Human Flourishing in an Age of Gene Editing is a new collection of essays, edited by Erik Parens and Josephine Johnson. In the introduction, the editors explain they are concerned with “nonphysical harms” of human gene editing. That is, these harms would not affect bodily systems, but harm “people’s psyches…[their] experiences of being persons,” and could impair human flourishing. These harms could be incurred not only by gene editing but also by use of other “reprogenic” technologies such as preimplantation genetic diagnosis (PGD) and prenatal diagnosis.
Your correspondent has just begun to read this collection. In the first entry, “Welcoming the Unexpected,” bioethicist Rosemarie Garland-Thomson of Emory University, takes the view that flourishing is not a matter of proximity to some ideal of health or human excellence, but is, for each person, a growing into expression of that person’s unique capabilities. Accordingly, rather than embrace a project of eliminating disabilities, society should work to make the environment more welcoming to people with those conditions—many of which, after all, need not impair a person’s ability to live a life of happiness and contribution to others. Communities have an obligation, she says, “to support the distinctiveness of its members according to the egalitarian principles of justice, liberty, and equality,” and “build environments that…support the widest spectrum of embodiments…in which human embodied existence can successfully thrive as it is.” Put another way, we should not be building a regime in which we are deciding what sort of people we will allow to be born, but we should be ready to welcome and embrace the ones who are. In this, Professor Garland-Thomson sounds a “caution against an aggressive normalization imperative…an outlook of humility about the human capacity to control future circumstances through present action…against the arrogance of [what one writer called] ‘the danger of a single story.'”
We should, she writes, adopt a stance of “growing” rather than “making” human beings, and “reconsider the logic of a velvet eugenics that would standardize human variation in the interest of individual, market-driven liberty and at the expense of social justice and the common good.” In this, she embraces the argument of contemporary German philosopher Jurgen Habermas that rejects “a liberal eugenics regulated by supply and demand.” One can be forgiven for hearing in this an echo of C.S. Lewis’s worries about “conditioners” in The Abolition of Man.

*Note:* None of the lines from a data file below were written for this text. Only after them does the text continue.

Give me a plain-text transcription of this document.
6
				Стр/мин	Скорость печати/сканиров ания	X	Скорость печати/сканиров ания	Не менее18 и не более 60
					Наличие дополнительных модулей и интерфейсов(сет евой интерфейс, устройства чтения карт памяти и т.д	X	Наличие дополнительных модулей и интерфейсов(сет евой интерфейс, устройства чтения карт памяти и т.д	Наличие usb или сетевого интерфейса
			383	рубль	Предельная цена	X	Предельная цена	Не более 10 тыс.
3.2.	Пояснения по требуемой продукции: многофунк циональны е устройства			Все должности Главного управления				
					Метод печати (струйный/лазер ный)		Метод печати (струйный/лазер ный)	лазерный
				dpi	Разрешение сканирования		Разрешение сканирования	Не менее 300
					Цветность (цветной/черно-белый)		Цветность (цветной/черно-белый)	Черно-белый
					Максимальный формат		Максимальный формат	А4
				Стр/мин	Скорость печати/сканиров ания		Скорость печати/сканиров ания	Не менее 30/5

This is set in the author’s description of her ongoing friendship with three other women, all, like her, married PhD’s who like good wine, good food, and are amply supported by technology and community. One of her friends is congenitally deaf, another has hereditary blindness, the third has a genetic muscular condition, and the author herself was born with what is now called “complicated ectodactyly,” with “asymmetric unusual hands and forearms.” The sort of thing your correspondent understands the Chinese to be trying to eliminate through the use of PGD.
A remarkable essay to lead off a collection that appears worthy of careful consideration.